Pushing Cloudflare Worker logs to Grafana Loki

Cloudflare can’t stop surprising me. I was searching for a simple solution on how to collect logs from my Cloudflare workers and push them to my Grafana Loki cluster, and I trapped on a new solution developed by Cloudflare precisely for my problem—Tail Workers.

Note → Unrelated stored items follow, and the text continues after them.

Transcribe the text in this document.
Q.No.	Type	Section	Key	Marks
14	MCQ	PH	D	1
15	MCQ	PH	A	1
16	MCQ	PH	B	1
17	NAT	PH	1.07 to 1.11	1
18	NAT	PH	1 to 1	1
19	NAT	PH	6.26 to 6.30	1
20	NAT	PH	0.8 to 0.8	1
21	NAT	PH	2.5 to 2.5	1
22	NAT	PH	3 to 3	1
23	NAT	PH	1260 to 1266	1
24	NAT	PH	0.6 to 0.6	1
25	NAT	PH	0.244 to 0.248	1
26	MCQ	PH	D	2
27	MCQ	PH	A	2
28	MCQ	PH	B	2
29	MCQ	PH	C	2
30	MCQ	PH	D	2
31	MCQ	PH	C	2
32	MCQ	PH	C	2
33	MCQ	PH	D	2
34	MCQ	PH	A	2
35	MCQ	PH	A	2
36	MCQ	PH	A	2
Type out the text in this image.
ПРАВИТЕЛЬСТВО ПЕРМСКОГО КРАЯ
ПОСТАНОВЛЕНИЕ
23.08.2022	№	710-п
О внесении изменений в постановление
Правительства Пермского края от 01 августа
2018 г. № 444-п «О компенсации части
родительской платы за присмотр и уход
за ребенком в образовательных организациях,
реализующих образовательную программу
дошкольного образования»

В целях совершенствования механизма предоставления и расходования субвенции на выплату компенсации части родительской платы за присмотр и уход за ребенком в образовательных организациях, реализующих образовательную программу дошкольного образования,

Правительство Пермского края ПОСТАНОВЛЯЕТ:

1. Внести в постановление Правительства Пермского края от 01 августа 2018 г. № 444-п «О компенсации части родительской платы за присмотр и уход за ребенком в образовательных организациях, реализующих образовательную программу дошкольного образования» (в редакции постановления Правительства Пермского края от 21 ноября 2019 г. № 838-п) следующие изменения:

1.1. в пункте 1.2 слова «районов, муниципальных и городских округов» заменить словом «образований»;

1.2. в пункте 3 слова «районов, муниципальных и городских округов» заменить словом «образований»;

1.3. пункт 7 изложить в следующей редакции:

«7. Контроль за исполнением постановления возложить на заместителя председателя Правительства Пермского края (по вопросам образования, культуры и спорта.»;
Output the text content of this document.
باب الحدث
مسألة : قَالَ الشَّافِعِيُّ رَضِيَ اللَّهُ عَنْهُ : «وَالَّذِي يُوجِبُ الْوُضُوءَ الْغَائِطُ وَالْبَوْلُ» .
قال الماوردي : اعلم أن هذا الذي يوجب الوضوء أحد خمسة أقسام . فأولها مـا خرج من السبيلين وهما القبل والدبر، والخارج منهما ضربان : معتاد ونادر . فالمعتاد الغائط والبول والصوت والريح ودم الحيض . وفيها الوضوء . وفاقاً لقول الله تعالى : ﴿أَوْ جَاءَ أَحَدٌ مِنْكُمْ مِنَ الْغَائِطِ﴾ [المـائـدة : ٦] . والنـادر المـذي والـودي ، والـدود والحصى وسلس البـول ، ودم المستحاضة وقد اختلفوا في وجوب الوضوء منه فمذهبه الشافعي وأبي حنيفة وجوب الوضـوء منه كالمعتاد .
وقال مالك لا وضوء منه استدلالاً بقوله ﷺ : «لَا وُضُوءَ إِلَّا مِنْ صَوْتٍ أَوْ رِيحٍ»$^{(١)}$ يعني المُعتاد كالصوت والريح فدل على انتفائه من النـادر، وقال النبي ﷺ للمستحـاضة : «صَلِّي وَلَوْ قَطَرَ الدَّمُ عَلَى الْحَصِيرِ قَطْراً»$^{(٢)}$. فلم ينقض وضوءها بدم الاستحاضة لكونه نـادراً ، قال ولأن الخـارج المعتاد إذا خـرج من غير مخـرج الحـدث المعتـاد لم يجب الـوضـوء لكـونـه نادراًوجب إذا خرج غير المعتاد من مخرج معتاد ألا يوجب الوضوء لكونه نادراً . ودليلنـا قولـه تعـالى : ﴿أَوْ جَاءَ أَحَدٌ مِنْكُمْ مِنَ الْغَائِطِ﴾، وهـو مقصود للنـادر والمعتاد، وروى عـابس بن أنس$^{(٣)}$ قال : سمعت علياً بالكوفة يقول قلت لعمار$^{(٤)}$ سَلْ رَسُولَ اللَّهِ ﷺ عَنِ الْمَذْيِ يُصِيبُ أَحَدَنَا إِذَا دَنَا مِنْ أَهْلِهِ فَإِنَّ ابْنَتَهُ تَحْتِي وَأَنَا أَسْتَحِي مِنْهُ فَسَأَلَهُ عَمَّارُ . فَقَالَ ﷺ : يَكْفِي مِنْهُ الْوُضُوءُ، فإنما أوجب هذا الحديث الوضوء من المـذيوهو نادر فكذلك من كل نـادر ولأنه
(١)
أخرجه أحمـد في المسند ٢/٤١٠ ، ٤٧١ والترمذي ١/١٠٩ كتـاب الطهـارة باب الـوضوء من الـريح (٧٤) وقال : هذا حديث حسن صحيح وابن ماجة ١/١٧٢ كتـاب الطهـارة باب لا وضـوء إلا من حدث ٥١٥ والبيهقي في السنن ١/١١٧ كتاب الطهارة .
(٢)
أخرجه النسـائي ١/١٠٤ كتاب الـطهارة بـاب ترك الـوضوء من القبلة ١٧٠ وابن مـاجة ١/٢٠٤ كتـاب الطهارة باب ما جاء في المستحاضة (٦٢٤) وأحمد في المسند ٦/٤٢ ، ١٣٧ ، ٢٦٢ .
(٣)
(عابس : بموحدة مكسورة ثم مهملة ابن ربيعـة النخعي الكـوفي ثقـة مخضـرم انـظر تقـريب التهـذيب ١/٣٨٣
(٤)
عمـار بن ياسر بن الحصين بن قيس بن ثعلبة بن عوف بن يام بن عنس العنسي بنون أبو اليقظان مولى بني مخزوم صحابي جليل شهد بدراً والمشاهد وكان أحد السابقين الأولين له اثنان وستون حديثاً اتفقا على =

If you don’t want to read the post and want to jump straight away into the code, I open-sourced the Tail Worker code I use for my screenshot API product.

What is a Tail Worker?

Tail Workers receives execution information of other Workers, such as HTTP statuses, data passed to console.log() or uncaught exceptions. The main use cases are:

Processing logs;
Triggering alerts;
Debugging;
Analytics;
and many more.

Writing such a worker as simple as:

export default {
    async tail(events) {
        fetch("https://example.com/endpoint", {
            method: "POST",
            body: JSON.stringify(events),
        });
    },
};

Events contain execution information of other workers. Let’s see how we can use that in a real-life example.

Pushing logs to Loki

1. Create new Tail Worker

Creating a Tail Worker can’t be simpler than:

npm create cloudflare@latest

Once you have followed all steps and are done, you will have your worker entry point:

export default {
    async tail(events: TraceItem[], env: Env, context: ExecutionContext) {
        // ... code ...
    },
};

2. Push to Grafana Loki via HTTP

Grafana Loki has an HTTP-based API available for pushing logs:

POST /loki/api/v1/push

{
  "streams": [
    {
      "stream": {
        "label": "value"
      },
      "values": [
          [ "<unix epoch in nanoseconds>", "<log line>" ],
          [ "<unix epoch in nanoseconds>", "<log line>" ]
      ]
    }
  ]
}

And then you push logs like:

async tail(events: TraceItem[], env: Env, context: ExecutionContext) {
	const data = this.transformEvents(events);
	if (data.streams.length == 0) {
		return;
	}

	await fetch(env.LOKI_PUSH_URL, {
		method: 'POST',
		headers: {
			authorization: `Basic ${env.LOKI_CREDENTIALS}`,
			'content-type': 'application/json',
		},
		body: JSON.stringify(data),
	});
},

The LOKI_CREDENTIALS credentials variable is a base64-encoded username and password you use to access your Loki instance.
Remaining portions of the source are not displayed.